Die ersten Club-Erfahrungen

Halli Hallo,

gestern Abend war es soweit: Meine erste wirkliche Party in der Ferne. Daran moechte ich euch gleich teilhaben lassen.
Fangen wir von vorn an. Es gibt hier zwei Moeglichkeiten, in einen Club zu gehen. Zum einen ist es der Club ¨Guvernment¨, von dem ich, so glaube ich mich erinnern zu koennen, schon im letzten Post berichtet habe. Dieser soll wohl wahrlich riesig sein, ein ganzer Komplex von Clubs. Er liegt direkt am Lake Ontario. Dorthin hat es mich jedoch nicht verschlagen – zumindest nicht gestern Abend. Die zweite Moeglichkeit sind zwei sehr nah beieinander liegende Strassen in Downtown, die voller Clubs und Bars sind.

Zunaechst war ich also dort einen Happen essen um dann auf die Suche nach einem passenden Club zu gehen. Bei der Auswahl hat eine Komponente den ausschlaggebenden Grund gegeben: Der Regen. Es wurde relativ schnell kalt und nass, also wurde der erstbeste Club genommen. Eintritt fuer Damen, wie sollte es anders sein, kostenlos. Fuer mich 15$, was 12 Euro entspricht. Ueblicherweise ist wohl ein Eintritt von 20$, also habe ich noch einen ¨guenstigen¨ Club erwischt. Zunaechst wird man mit einem grossen Security-Check empfangen. Ich habe mich gefuehlt wie am Flughafen – ich wurde komplett einmal von oben bis unten abgetastet. Fuer die Garderobe habe ich noch einmal 3$ geloehnt.
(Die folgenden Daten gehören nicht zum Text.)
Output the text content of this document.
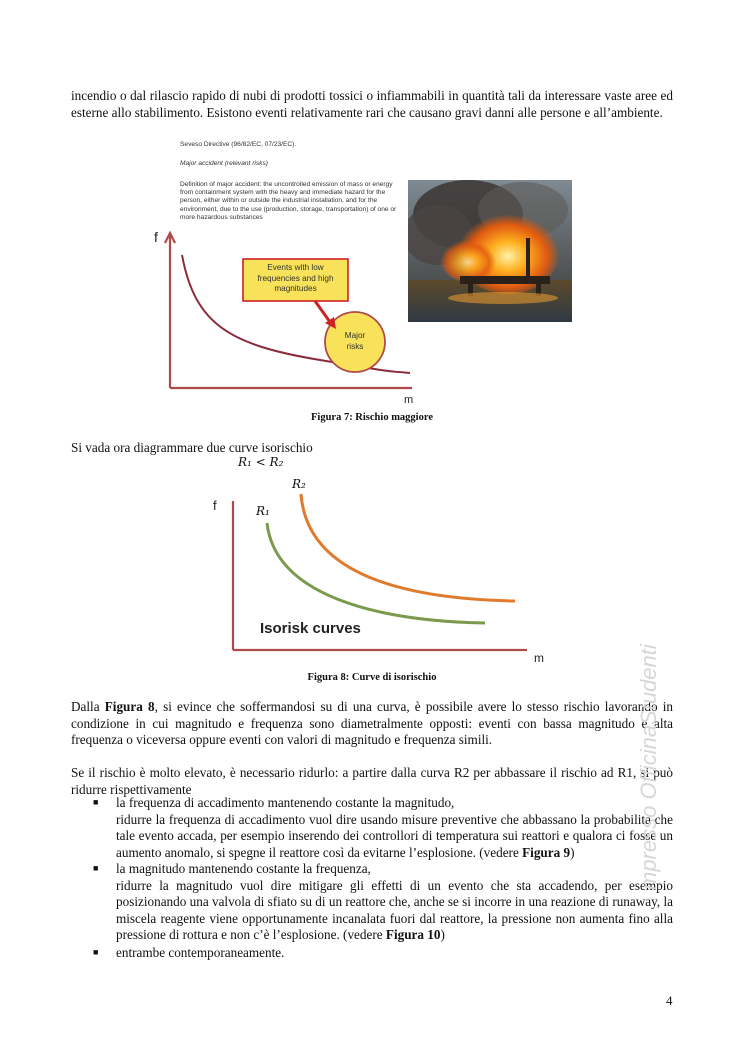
incendio o dal rilascio rapido di nubi di prodotti tossici o infiammabili in quantità tali da interessare vaste aree ed esterne allo stabilimento. Esistono eventi relativamente rari che causano gravi danni alle persone e all’ambiente.

Seveso Directive (96/82/EC, 07/23/EC).
Major accident (relevant risks)
Definition of major accident: the uncontrolled emission of mass or energy from containment system with the heavy and immediate hazard for the person, either within or outside the industrial installation, and for the environment, due to the use (production, storage, transportation) of one or more hazardous substances
f
m
Events with low
frequencies and high
magnitudes
Major
risks
Figura 7: Rischio maggiore

Si vada ora diagrammare due curve isorischio

R₁ < R₂
f
m
R₁
R₂
Isorisk curves
Figura 8: Curve di isorischio

Dalla Figura 8, si evince che soffermandosi su di una curva, è possibile avere lo stesso rischio lavorando in condizione in cui magnitudo e frequenza sono diametralmente opposti: eventi con bassa magnitudo e alta frequenza o viceversa oppure eventi con valori di magnitudo e frequenza simili.

Se il rischio è molto elevato, è necessario ridurlo: a partire dalla curva R2 per abbassare il rischio ad R1, si può ridurre rispettivamente

■ la frequenza di accadimento mantenendo costante la magnitudo,
ridurre la frequenza di accadimento vuol dire usando misure preventive che abbassano la probabilità che tale evento accada, per esempio inserendo dei controllori di temperatura sui reattori e qualora ci fosse un aumento anomalo, si spegne il reattore così da evitarne l’esplosione. (vedere Figura 9)

■ la magnitudo mantenendo costante la frequenza,
ridurre la magnitudo vuol dire mitigare gli effetti di un evento che sta accadendo, per esempio posizionando una valvola di sfiato su di un reattore che, anche se si incorre in una reazione di runaway, la miscela reagente viene opportunamente incanalata fuori dal reattore, la pressione non aumenta fino alla pressione di rottura e non c’è l’esplosione. (vedere Figura 10)

■ entrambe contemporaneamente.

mpresso OfficinaStudenti
4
Aber es hat sich gelohnt! Einmal im Club war aller Regen vergessen. Die DJs haben super Musik aufgelegt und vom ersten Moment an war gute Stimmung. Und alles ein wenig anders, als gewoehnt. Zunaechst einmal die Kleidung der Damen – obwohl ich nicht recht sicher bin, ob es Kleidung als Begriff noch trifft. Ein Hauch von nichts scheint passender zu sein. Miniroecke sind hier (man bedenke, dass es bei etwa 5 Grad geregnet hat) der Normalzustand. Und mit Mini meine ich wirklich Mini. Mini mini. Strumpfhosen darunter? Fehlanzeige! Rutscht mal etwas hoch? Egal! Sitzend ohne die Beine uebereinander zu schlagen? Klar, wie sonst. Nicht die passende Figur fuer einen Minirock? Wird trotzdem angezogen.
Dann die Lautstaerke. Ich habe ja gedacht, ich bin von der einen oder anderen Beat Definition laute Musik gewoehnt. Aber das war teilweise nicht mehr nur laut, sondern einfach nur unbeschreiblich. Der Bass – Wahnsinn.
Auch scheint hier der Tanzstil etwas anders zu sein. Aber nichtsdestotrotz, es war wirklich ein gelungener Abend. Der viel zu schnell vorbei ging bzw. zu frueh geendet hat. Laut Gesetz ist hier der letzte Alkoholausschank um 2 Uhr. Eine Stunde spaeter hat der Club dann schon geschlossen – wie alle anderen (ausser dem Guvernment, der soll wohl bis 6 Uhr auf haben) auch. Dann begann das naechste Abenteuer, die Busfahrt. Die letzte U-Bahn faehrt bereits halb zwei, also muss man mit dem Bus fahren. Und das war ein weiter Weg ;-). Gluecklicherweise habe ich dann beim Umsteigen (nach einer Stunde Fahrt) auf einen anderen Bus drei weitere Studenten der York University getroffen und wir haben uns dann fuer den restlichen Weg ein Taxi geteilt. Die drei waren auch echt nett und wir haben die Kontaktdaten ausgetauscht, um beim naechsten Mal zusammen Feiern zu gehen.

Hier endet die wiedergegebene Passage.